2. The composite spectrum synthesizing device according to claim 1, wherein each sub-beam of the one-dimensional fiber light source array I (101) and the one-dimensional fiber light source array II (102) is a polarized beam, and the large-caliber multi-layer dielectric film grating I (103), the small-caliber multi-layer dielectric film grating I (104), and the small-caliber multi-layer dielectric film grating II (105) are polarization gratings.

3. The composite spectrum synthesizing device according to claim 1, wherein each sub-beam of the one-dimensional fiber light source array I (101) and the one-dimensional fiber light source array II (102) is an unpolarized beam, and the large-aperture multi-layer dielectric film grating I (103), the small-aperture multi-layer dielectric film grating I (104), and the small-aperture multi-layer dielectric film grating II (105) are polarization-independent gratings.
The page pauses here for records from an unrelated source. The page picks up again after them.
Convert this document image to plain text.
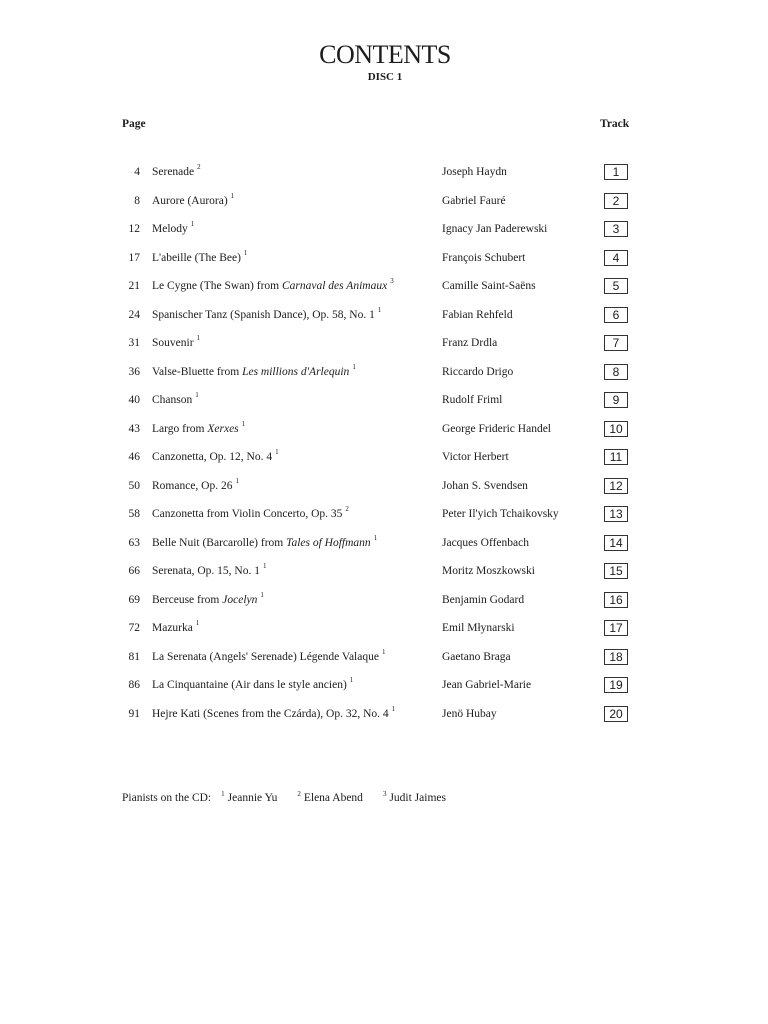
CONTENTS
DISC 1
Page	Track
4 Serenade $^2$	Joseph Haydn	1
8 Aurore (Aurora) $^1$	Gabriel Fauré	2
12 Melody $^1$	Ignacy Jan Paderewski	3
17 L'abeille (The Bee) $^1$	François Schubert	4
21 Le Cygne (The Swan) from Carnaval des Animaux $^3$	Camille Saint-Saëns	5
24 Spanischer Tanz (Spanish Dance), Op. 58, No. 1 $^1$	Fabian Rehfeld	6
31 Souvenir $^1$	Franz Drdla	7
36 Valse-Bluette from Les millions d'Arlequin $^1$	Riccardo Drigo	8
40 Chanson $^1$	Rudolf Friml	9
43 Largo from Xerxes $^1$	George Frideric Handel	10
46 Canzonetta, Op. 12, No. 4 $^1$	Victor Herbert	11
50 Romance, Op. 26 $^1$	Johan S. Svendsen	12
58 Canzonetta from Violin Concerto, Op. 35 $^2$	Peter Il'yich Tchaikovsky	13
63 Belle Nuit (Barcarolle) from Tales of Hoffmann $^1$	Jacques Offenbach	14
66 Serenata, Op. 15, No. 1 $^1$	Moritz Moszkowski	15
69 Berceuse from Jocelyn $^1$	Benjamin Godard	16
72 Mazurka $^1$	Emil Młynarski	17
81 La Serenata (Angels' Serenade) Légende Valaque $^1$	Gaetano Braga	18
86 La Cinquantaine (Air dans le style ancien) $^1$	Jean Gabriel-Marie	19
91 Hejre Kati (Scenes from the Czárda), Op. 32, No. 4 $^1$	Jenö Hubay	20
Pianists on the CD: $^1$ Jeannie Yu	$^2$ Elena Abend	$^3$ Judit Jaimes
4. The composite spectrum combining apparatus according to claim 3, wherein the beam combining assembly comprises an optical rotation plate (106) and a polarization beam combining mirror (107), and the optical rotation plate (106) is disposed in front of the polarization beam combining mirror (107) in the direction of light transmission.

5. A composite spectral synthesis apparatus according to claim 3, characterized in that the beam combining component is a dichroic mirror (206).